Updated: March 28, 2003

Applies To: Windows Server 2003, Windows Server 2003 R2, Windows Server 2003 with SP1, Windows Server 2003 with SP2

The following factors impact the domain design model that you select:

  • The amount of available capacity on your network that you are willing to allocate to Active Directory. The goal is to select a model that provides efficient replication of information with minimal impact on available network bandwidth.

  • The number of users in your organization. If your organization includes a large number of users, deploying more than one domain enables you to partition your data and gives you more control over the amount of replication traffic that will pass through a given network connection. This makes it possible for you to control where data is replicated and reduce the load created by replication traffic on slow links in your network.

The simplest domain design is a single domain. In a single domain design, all information is replicated to all of the domain controllers. If necessary, however, you can deploy additional regional domains. This might come about if portions of the network infrastructure are connected by slow links and the forest owner wants to be sure that replication traffic does not exceed the capacity that has been allocated to Active Directory.

It is best to minimize the number of domains that you deploy in your forest. This reduces the overall complexity of the deployment and, as a result, reduces total cost of ownership. Table 2.3 lists the administrative costs associated with adding regional domains.

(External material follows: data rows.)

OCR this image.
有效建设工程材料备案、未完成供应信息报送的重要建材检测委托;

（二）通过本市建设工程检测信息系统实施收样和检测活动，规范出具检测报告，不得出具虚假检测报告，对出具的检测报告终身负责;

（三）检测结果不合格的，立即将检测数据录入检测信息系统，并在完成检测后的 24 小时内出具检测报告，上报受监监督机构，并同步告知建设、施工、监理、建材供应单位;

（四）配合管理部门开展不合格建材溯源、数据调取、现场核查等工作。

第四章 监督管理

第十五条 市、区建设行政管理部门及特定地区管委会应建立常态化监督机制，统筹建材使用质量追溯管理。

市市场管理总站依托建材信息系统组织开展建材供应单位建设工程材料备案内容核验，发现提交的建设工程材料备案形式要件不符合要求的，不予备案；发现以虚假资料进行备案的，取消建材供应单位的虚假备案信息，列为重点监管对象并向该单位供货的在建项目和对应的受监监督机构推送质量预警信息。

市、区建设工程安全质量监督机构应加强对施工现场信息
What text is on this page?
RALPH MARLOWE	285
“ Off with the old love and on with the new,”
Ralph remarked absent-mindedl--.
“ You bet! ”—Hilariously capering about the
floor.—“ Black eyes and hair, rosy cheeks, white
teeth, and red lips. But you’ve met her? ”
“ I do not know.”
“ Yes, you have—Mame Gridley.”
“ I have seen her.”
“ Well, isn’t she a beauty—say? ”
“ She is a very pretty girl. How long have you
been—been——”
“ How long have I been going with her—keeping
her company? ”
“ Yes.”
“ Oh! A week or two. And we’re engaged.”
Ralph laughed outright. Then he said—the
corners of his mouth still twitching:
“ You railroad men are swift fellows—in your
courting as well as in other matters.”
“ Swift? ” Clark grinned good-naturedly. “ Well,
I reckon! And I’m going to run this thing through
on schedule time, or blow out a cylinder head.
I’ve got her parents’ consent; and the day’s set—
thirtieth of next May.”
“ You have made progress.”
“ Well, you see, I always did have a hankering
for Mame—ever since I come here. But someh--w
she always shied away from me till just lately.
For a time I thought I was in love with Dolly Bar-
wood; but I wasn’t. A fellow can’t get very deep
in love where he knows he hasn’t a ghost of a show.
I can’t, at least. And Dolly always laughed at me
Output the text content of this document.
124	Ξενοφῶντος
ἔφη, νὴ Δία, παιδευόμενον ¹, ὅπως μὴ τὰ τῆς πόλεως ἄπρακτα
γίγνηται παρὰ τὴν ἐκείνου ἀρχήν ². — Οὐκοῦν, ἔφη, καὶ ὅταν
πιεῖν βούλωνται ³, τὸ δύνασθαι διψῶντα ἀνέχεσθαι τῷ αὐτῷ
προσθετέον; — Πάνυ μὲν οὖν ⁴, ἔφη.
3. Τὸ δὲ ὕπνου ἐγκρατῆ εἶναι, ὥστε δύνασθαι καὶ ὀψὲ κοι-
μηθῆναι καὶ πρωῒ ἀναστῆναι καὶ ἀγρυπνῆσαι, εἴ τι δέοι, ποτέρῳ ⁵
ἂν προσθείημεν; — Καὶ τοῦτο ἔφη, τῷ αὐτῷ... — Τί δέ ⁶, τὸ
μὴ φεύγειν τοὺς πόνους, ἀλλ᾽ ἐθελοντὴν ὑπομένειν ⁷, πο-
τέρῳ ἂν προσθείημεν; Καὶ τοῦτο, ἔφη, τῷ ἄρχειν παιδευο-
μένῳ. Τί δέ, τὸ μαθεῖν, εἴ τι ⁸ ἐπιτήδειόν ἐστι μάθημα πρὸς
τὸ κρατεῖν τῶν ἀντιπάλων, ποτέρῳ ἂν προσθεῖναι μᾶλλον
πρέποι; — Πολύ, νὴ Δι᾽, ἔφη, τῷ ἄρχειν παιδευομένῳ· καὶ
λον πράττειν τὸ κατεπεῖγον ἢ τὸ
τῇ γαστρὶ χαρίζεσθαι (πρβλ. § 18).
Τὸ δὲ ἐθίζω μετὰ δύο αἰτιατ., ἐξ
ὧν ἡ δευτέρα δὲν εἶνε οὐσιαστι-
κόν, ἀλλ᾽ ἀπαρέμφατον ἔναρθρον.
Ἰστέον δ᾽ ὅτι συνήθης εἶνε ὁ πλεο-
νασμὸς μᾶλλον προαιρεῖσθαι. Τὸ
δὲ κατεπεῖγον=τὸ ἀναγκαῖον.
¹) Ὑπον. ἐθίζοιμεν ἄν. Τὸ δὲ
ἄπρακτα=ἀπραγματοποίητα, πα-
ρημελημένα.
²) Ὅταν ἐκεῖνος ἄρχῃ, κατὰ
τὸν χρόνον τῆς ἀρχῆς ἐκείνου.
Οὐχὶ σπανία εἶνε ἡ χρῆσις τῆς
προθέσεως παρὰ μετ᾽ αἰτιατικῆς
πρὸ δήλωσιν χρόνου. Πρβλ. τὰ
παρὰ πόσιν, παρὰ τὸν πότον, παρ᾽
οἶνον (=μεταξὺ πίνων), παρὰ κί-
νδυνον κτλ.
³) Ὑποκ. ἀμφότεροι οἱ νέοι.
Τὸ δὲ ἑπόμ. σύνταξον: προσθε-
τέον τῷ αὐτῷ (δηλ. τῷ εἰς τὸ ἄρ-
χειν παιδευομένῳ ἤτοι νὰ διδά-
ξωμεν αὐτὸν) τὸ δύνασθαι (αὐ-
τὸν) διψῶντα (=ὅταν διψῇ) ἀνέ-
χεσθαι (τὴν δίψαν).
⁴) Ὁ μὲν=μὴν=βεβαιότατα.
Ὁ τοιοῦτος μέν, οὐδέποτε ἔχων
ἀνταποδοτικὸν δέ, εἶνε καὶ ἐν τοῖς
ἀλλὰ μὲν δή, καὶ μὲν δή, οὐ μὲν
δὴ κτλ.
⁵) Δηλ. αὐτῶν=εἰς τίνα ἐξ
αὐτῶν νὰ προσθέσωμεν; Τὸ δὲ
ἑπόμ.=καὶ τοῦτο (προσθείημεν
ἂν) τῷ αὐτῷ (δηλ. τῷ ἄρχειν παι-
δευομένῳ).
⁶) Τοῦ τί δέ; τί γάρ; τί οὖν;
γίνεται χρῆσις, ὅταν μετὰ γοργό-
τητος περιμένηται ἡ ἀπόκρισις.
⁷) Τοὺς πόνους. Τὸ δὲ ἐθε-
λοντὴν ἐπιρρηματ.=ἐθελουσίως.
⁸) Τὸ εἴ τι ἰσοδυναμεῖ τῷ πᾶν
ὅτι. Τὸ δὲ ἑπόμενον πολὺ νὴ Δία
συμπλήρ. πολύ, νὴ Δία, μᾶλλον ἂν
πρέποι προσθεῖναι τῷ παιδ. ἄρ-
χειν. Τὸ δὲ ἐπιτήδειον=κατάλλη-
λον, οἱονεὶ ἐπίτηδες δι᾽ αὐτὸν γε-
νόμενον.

Table 2.3   Administrative Costs Associated With Adding Regional Domains to a Forest

 

Cost Implications

Management of multiple Service Administrator groups

Each domain has its own service administrator groups that need to be managed independently. The membership of these service administrator groups must be carefully controlled.

Maintaining consistency among Group Policies that are common to multiple domains

Group Policy settings that need to be applied forest-wide must be applied separately to each individual domain in the forest.

Maintaining consistency among access control and auditing settings that are common to multiple domains

Access control and auditing settings that need to be applied forest-wide must be applied separately to each individual domain in the forest.

Increased likelihood of objects moving between domains

The greater the number of domains, the greater the likelihood that users will need to move from one domain to another. This migration can potentially impact end users.